Now if we look at wider usage it becomes really clear why the language itself has no native integer based power facility.
42 ⏻ 5000;
now we have a Vuint6 as base and a Vuint13 as exponent. The
|!| exponent
now expands to 8191, leading to
base |*| 8191
resulting in
Vuint49146
As the biggest language defined integer is uint16384, this will lead to a possibly cryptic compile error, telling the user that the function fingerprint for power doesn't match.
The |%| operator
So far we have seen expansion doing it's work, looking scary because type sizes can grow fast, even with the help of virtual parse-time types. The |%| operator is there to shinking things again when we can.

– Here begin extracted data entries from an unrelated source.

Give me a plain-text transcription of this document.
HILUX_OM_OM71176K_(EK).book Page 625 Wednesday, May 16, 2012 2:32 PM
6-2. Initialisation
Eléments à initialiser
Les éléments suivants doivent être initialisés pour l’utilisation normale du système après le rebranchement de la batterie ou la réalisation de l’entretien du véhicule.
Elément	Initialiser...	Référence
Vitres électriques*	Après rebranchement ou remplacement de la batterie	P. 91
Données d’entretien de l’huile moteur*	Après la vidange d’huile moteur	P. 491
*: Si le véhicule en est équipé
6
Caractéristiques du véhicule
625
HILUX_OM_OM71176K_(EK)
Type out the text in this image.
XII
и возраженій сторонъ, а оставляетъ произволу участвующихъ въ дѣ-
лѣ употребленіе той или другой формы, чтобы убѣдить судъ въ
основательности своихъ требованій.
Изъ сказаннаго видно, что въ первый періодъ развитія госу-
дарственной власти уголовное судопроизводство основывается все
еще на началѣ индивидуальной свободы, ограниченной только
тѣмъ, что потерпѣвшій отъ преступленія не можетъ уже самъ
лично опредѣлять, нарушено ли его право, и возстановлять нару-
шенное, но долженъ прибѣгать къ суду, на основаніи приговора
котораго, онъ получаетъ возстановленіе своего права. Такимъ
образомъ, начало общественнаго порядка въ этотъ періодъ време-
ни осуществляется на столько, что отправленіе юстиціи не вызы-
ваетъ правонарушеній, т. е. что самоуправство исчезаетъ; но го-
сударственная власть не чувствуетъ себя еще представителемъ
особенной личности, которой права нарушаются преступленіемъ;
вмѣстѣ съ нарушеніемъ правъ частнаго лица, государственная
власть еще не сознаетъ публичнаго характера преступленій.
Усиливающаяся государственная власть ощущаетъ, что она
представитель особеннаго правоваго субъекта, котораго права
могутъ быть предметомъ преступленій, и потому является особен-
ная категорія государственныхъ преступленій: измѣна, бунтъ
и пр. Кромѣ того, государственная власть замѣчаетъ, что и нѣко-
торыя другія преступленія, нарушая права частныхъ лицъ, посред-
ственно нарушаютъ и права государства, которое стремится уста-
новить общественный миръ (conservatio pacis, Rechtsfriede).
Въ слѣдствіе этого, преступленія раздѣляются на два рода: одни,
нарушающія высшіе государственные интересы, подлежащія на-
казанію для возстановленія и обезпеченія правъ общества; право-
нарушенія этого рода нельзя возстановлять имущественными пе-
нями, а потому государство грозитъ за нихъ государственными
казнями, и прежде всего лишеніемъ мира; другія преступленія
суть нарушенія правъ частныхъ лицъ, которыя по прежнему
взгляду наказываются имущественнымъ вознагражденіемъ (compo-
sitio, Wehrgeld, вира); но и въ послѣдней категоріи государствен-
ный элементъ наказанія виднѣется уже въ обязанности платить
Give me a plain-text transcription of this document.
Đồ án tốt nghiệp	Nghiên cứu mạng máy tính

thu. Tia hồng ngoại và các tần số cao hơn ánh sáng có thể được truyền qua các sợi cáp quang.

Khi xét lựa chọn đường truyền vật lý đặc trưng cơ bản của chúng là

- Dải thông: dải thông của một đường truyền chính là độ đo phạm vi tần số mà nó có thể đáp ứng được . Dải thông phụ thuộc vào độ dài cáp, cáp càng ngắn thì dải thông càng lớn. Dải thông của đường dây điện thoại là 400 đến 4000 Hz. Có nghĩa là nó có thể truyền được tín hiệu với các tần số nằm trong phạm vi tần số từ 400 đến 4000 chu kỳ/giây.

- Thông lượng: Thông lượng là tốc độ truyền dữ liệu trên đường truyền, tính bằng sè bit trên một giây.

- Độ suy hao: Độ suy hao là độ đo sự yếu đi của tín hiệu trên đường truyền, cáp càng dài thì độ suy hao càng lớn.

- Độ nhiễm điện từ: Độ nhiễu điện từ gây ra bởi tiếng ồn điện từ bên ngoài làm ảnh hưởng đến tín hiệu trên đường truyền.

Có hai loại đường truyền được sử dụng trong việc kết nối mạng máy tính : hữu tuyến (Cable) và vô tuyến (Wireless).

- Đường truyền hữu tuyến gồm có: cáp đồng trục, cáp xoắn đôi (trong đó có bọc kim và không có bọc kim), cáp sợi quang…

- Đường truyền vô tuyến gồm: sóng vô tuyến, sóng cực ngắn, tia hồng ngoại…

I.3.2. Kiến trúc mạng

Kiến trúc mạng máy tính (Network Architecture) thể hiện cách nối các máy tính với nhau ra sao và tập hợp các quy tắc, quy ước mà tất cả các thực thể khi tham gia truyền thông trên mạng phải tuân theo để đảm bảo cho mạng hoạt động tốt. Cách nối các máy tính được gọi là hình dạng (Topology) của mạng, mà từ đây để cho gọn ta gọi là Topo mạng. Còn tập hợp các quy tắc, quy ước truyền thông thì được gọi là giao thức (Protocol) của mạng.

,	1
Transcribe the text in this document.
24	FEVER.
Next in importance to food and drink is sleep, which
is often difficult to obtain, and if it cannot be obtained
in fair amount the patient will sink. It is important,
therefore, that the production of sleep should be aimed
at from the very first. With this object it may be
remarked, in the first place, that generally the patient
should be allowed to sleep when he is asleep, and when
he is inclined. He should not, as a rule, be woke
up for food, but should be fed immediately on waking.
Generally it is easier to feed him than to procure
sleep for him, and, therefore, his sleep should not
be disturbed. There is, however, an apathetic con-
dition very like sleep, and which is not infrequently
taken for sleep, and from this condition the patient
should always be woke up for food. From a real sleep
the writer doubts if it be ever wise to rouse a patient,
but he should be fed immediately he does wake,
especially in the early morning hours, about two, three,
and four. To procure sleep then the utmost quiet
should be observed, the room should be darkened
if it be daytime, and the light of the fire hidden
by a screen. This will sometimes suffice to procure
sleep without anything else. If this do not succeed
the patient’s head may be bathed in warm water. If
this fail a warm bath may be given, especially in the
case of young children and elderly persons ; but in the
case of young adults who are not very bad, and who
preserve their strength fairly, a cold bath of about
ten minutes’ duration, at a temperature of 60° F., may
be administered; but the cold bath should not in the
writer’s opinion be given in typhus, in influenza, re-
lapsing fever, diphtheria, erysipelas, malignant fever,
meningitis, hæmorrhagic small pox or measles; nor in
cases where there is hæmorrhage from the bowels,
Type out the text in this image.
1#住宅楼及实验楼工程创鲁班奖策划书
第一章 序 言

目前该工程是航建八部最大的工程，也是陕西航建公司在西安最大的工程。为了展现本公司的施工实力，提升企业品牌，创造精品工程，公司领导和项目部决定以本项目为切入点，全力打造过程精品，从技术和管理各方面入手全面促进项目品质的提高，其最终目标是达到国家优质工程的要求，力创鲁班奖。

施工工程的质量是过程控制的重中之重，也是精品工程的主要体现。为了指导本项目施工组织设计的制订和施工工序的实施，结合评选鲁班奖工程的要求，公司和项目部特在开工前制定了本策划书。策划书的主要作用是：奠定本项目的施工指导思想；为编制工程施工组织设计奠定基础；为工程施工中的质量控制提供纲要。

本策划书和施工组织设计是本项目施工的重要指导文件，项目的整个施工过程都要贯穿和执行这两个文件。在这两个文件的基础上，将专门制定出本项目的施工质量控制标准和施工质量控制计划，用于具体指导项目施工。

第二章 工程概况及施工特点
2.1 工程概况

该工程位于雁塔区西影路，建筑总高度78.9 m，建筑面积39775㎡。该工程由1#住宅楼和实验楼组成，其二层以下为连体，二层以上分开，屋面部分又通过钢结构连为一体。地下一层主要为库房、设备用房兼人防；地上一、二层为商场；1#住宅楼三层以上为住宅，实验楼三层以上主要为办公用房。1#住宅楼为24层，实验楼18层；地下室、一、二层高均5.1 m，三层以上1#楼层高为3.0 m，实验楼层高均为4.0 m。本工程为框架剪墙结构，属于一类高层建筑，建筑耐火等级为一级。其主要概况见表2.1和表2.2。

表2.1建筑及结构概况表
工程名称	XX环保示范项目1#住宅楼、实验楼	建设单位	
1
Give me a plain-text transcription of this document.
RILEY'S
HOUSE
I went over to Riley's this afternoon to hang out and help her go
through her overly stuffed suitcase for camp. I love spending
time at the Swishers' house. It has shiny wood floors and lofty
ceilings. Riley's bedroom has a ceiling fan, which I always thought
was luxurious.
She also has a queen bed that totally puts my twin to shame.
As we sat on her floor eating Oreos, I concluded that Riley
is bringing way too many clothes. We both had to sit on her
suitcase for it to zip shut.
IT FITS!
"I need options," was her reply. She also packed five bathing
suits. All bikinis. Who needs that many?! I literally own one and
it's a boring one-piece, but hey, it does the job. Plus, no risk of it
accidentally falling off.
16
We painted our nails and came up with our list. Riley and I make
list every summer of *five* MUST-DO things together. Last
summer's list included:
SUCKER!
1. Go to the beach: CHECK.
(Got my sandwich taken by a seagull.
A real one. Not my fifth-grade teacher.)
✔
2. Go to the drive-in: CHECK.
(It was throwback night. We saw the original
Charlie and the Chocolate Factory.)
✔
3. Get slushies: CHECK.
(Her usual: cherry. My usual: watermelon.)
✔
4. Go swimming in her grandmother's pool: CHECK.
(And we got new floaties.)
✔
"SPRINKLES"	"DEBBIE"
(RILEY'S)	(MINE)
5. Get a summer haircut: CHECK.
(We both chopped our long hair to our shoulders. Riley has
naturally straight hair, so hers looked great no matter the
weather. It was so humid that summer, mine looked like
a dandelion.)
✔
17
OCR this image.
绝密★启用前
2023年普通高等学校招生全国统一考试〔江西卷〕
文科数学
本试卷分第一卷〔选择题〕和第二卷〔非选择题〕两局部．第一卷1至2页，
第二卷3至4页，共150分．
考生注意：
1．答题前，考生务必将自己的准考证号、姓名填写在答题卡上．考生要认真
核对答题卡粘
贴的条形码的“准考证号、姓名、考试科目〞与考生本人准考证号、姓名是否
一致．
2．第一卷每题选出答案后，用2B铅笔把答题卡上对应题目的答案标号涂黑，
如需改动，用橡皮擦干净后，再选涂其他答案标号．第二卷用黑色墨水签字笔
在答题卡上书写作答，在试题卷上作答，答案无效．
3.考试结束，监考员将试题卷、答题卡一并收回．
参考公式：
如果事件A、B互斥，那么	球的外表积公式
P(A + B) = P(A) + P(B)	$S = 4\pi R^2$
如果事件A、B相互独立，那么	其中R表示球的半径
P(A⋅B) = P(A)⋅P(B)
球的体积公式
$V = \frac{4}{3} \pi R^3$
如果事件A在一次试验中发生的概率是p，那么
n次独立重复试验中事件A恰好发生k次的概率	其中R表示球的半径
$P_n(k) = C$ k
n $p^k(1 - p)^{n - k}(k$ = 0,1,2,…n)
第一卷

When you do 17 % 3, the result is 2. The expression N % 3 can only have the values 0,1 and 2.When we use powers of two, which is the most common for our type math, we may want to fit the result of a calculation back into a 8 bit integer and sometimes the modulus is fine.
If we do a
return( rval % 256);
we may want our return type to match the semantics.
For that |%| is almost an unary operation that you can see as a type alias that uses only the signedness of the left capture.
So Vint64 |%| 256 will result in int9 while Vuint64 |%| 256 will result in uint8.
Coming up
In this added-in post we discussed the small but robust integer type system of Merg-E, the role of the parser, and the possibility of limited generic programming in Merg-E when implementing custom operators or when making inlineable functions. While usage of integer type-with generics is pretty niche, I've decided to expose it in the language spec, specifically to make the operator system extension feature more usable.
I'll need at least one more post to talk about parallelism models, iterators, and possibly a few more.